Mais trabalho terá o próprio empregado estrangeiro que precisará repatriar o salário pago pela empresa brasileira para seu país. Ou não, afinal as criptomoedas são utilizadas já há alguns anos para esse tipo de transação pelo mundo. Há também a possibilidade de transferências, facilmente efetuadas pelas próprias instituições financeiras. Alguns bancos brasileiros permitem o saque em outros países no caixa eletrônico.

Outro efeito da transformação que afeta o trabalho é o empreendedorismo, que também alterou o dia a dia das entidades sindicais. Muitas pessoas não querem mais um vínculo formal, uma carreira longa fazendo as mesmas atividades. Preferem ser nômades digitais, prestar serviços por meio de pequenas empresas nas quais façam o próprio horário, ter vários clientes em muitos lugares. Esse modelo de profissional tem um vasto campo de trabalho e, diante de tais características, não vai se afiliar a uma entidade sindical que tem base territorial de um município.

Os desafios para as entidades não acabam. A longevidade do profissional tem levado a muitas transições de carreiras; ninguém mais precisa nascer engenheiro e se aposentar nessa função. Tal elasticidade profissional, junto com a consolidação da tendência das carreiras múltiplas, também afeta as entidades que, de acordo com a legislação brasileira, precisam estar vinculadas a uma única atividade econômica.

A própria atividade econômica, em constante transformação, afeta as regras das entidades sindicais. O Uber é transporte ou tecnologia? O Airbnb é hotelaria, tecnologia ou imobiliária? O Mercado Livre é tecnologia, intermediário, varejo ou logística? As atividades econômicas se transformam em atividades múltiplas, mudando toda a lógica das entidades sindicais, construída em 1946.

Discussões e embates sobre capital e trabalho travados pelos pensadores dos séculos passados – e que foram embriões das entidades sindicais – insistem em ressurgir, porém não fazem nenhum sentido nesse novo formato de mundo e não auxiliam a necessária transformação das entidades. Perde-se tempo com teorias ultrapassadas e não se busca compreender esses novos movimentos, irrefreáveis e inevitáveis.

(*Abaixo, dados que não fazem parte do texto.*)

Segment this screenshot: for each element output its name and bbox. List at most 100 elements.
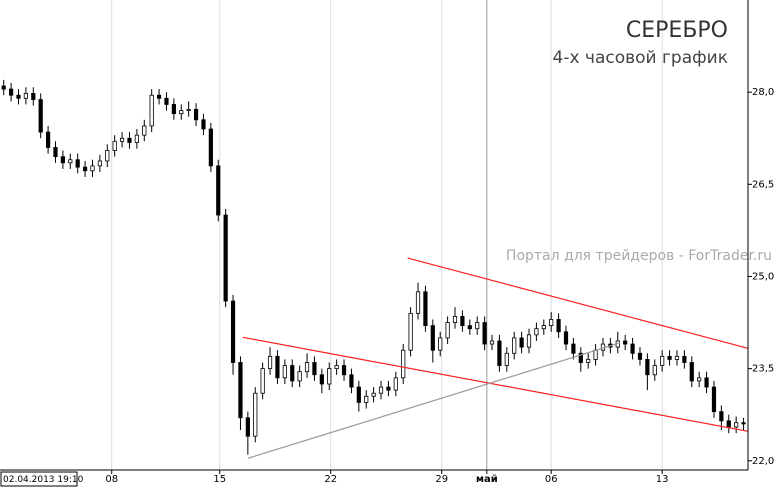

A modernidade é líquida, já afirmou Zygmunt Bauman, levando à necessidade de incorporar a tecnologia, assim como de atualizar as relações entre entidades e representados. Vivemos tempos de compartilhamento, cocriação, colaboração, transformação, e toda a transição vivenciada pela humanidade nos últimos anos fatalmente se refletirá na representatividade exigida dessas entidades.